Coppolella declined comment when reached via text message.
In the old organizational structure, McGuirk said, Coppolella reported to Hart, who reported to John Schuerholz, who reported to him.
“I was too far away,” he said. In the new organizational structure, Anthopoulos and four other senior executives report directly to him. “I’m tethered more closely” to player personnel, he said.
It’s not certain what the end of “Coppy time” means for the organization moving forward. If Anthopoulos makes enough right moves, if there are more hits than misses in player development and Liberty Media eventually invests in player payroll, success is inevitable.
But winning is needed to regain the trust of the fan base. The team’s brand has been damaged — by this offseason, by perceptions the Braves have become an organization that cares more about lucrative real estate transactions than winning and by four consecutive losing seasons.
McGuirk, Schiller and Plant all maintain the Braves’ commercial real estate business, punctuated by the development of The Battery Atlanta, all is about giving Anthopoulos money to spend on players.

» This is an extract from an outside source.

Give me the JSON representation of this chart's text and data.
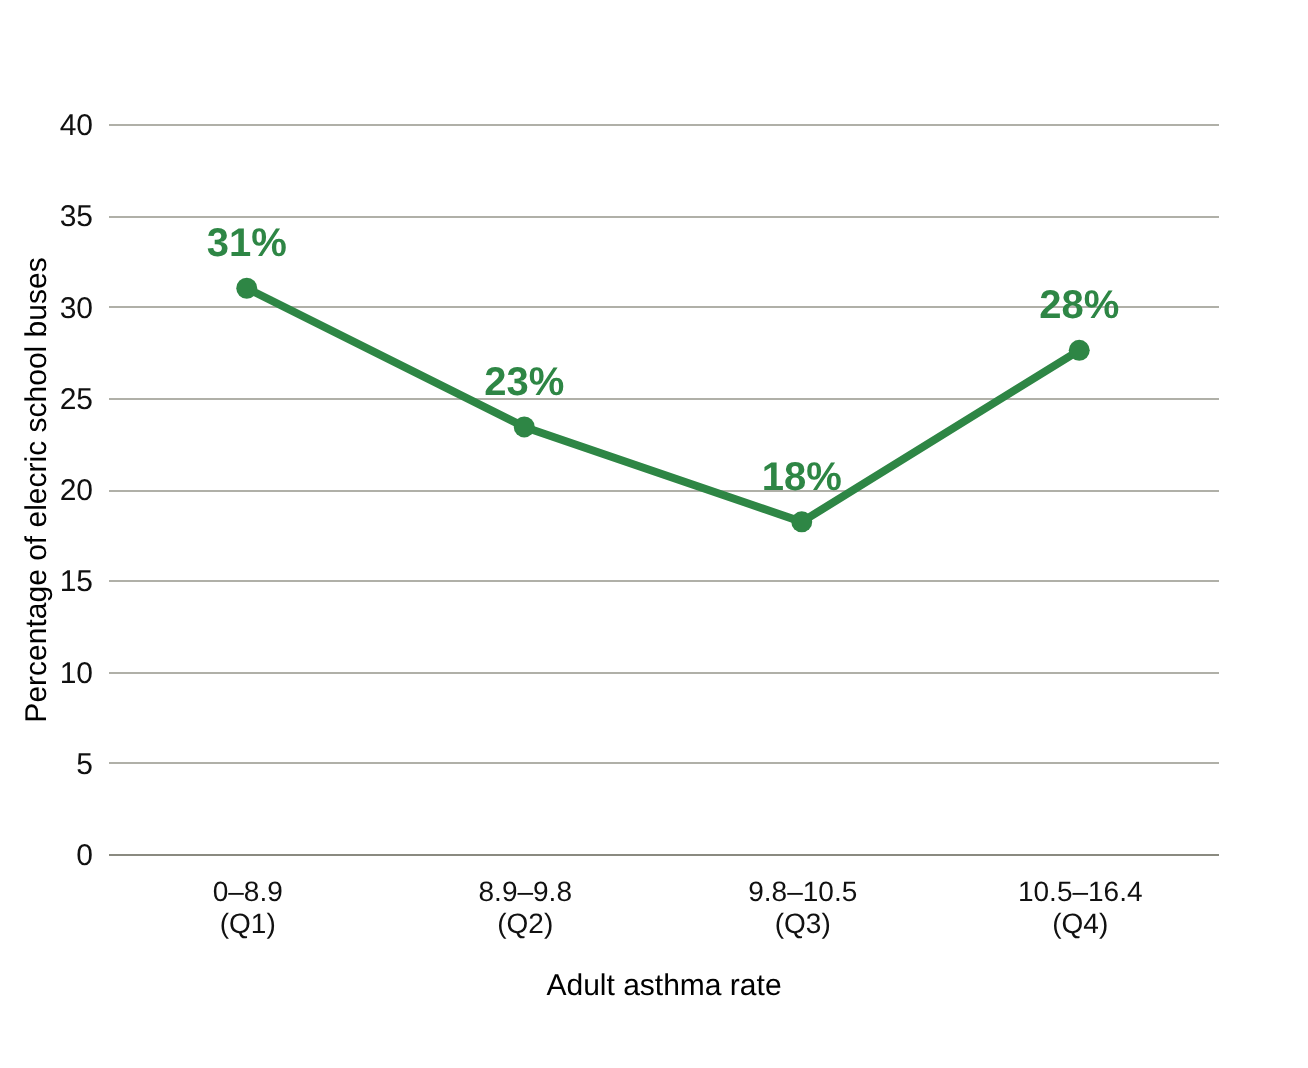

“We’ve cleared the deck for next year,” McGuirk said. “There will be very few teams that have as much to spend in the marketplace next winter as the Atlanta Braves. The opportunity to spend is there. But it will be done judiciously and sequentially when Alex says it’s time.”
McGuirk and other team executives are right about one thing: Winning cures all. It’s the Braves’ best hope of having this offseason become a faded memory.